Wegen Corona ist der Einkaufstourismus seit dem 23. Dezember von der Schweiz nach Deutschland nicht mehr erlaubt. Bei Verstößen droht Quarantäne und Bußgelder bis zu 3000 Euro. Eine Einreise unter 24 Stunden ist in Baden-Württemberg nur noch gestattet, wenn sie „nicht überwiegend aus touristischen Gründen oder zu Zwecken des Einkaufs erfolgt“. Was seit 11. Januar erlaubt ist und was nicht, ist in dieser Übersicht zusammengestellt. Diese vage Formulierung in der Corona-Verordnung des Landes Baden-Württemberg lässt allerdings Spielraum für Interpretationen zu. Beispielsweise könnte ein Reisender erklären, dass er nach einem Verwandtenbesuch noch einkaufen war. Die Hintergründe dazu haben wir hier für Sie aufgeschrieben.
Der Ausfuhrschein wird beim Zoll jedenfalls weiterhin ausgestellt, erklärt das Hauptzollamt in Singen auf Nachfrage.

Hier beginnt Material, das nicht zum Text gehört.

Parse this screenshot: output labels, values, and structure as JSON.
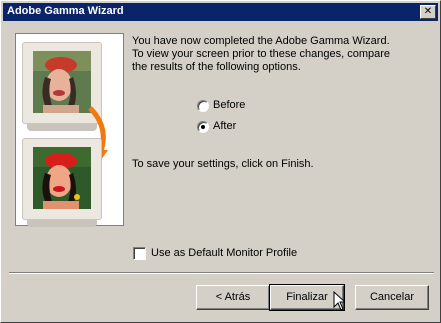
{
  "window": {
    "title": "Adobe Gamma Wizard"
  },
  "intro_text": [
    "You have now completed the Adobe Gamma Wizard.",
    "To view your screen prior to these changes, compare",
    "the results of the following options."
  ],
  "options": {
    "before_label": "Before",
    "after_label": "After",
    "selected": "After"
  },
  "finish_text": "To save your settings, click on Finish.",
  "default_profile_label": "Use as Default Monitor Profile",
  "default_profile_checked": false,
  "buttons": {
    "back": "< Atrás",
    "finish": "Finalizar",
    "cancel": "Cancelar"
  },
  "colors": {
    "titlebar": "#0a246a",
    "face": "#d4d0c8",
    "arrow": "#f07a10"
  }
}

Die zuständigen Stellen beim Landesministeriums, von Bundespolizei, Zoll und Kommunen entlang der Schweizer Grenze am Hochrhein informieren.
Unterdessen behalten die Ordnungsämter in der Region die Parkplätze im Blick.
Nicht jedes Auto mit Schweizer Kennzeichen ist zu Unrecht da
Jürgen Wiener, stellvertretender Leiter des Ordnungsamtes Waldshut-Tiengen, hält den Einkaufstourismus in Waldshut und Tiengen im Moment für sehr überschaubar. „Auch bei den großen Supermärkten sind nur noch einige wenige Schweizer Fahrzeuge festzustellen“, erklärt er auf Anfrage. Zuletzt wurden auf dem Parkplatz eines der größten Supermärkte in Waldshut beispielsweise zwölf Schweizer Fahrzeuge registriert. Wiener macht auf einen besonderen Aspekt bei der Überprüfung von geparkten Fahrzeugen aufmerksam.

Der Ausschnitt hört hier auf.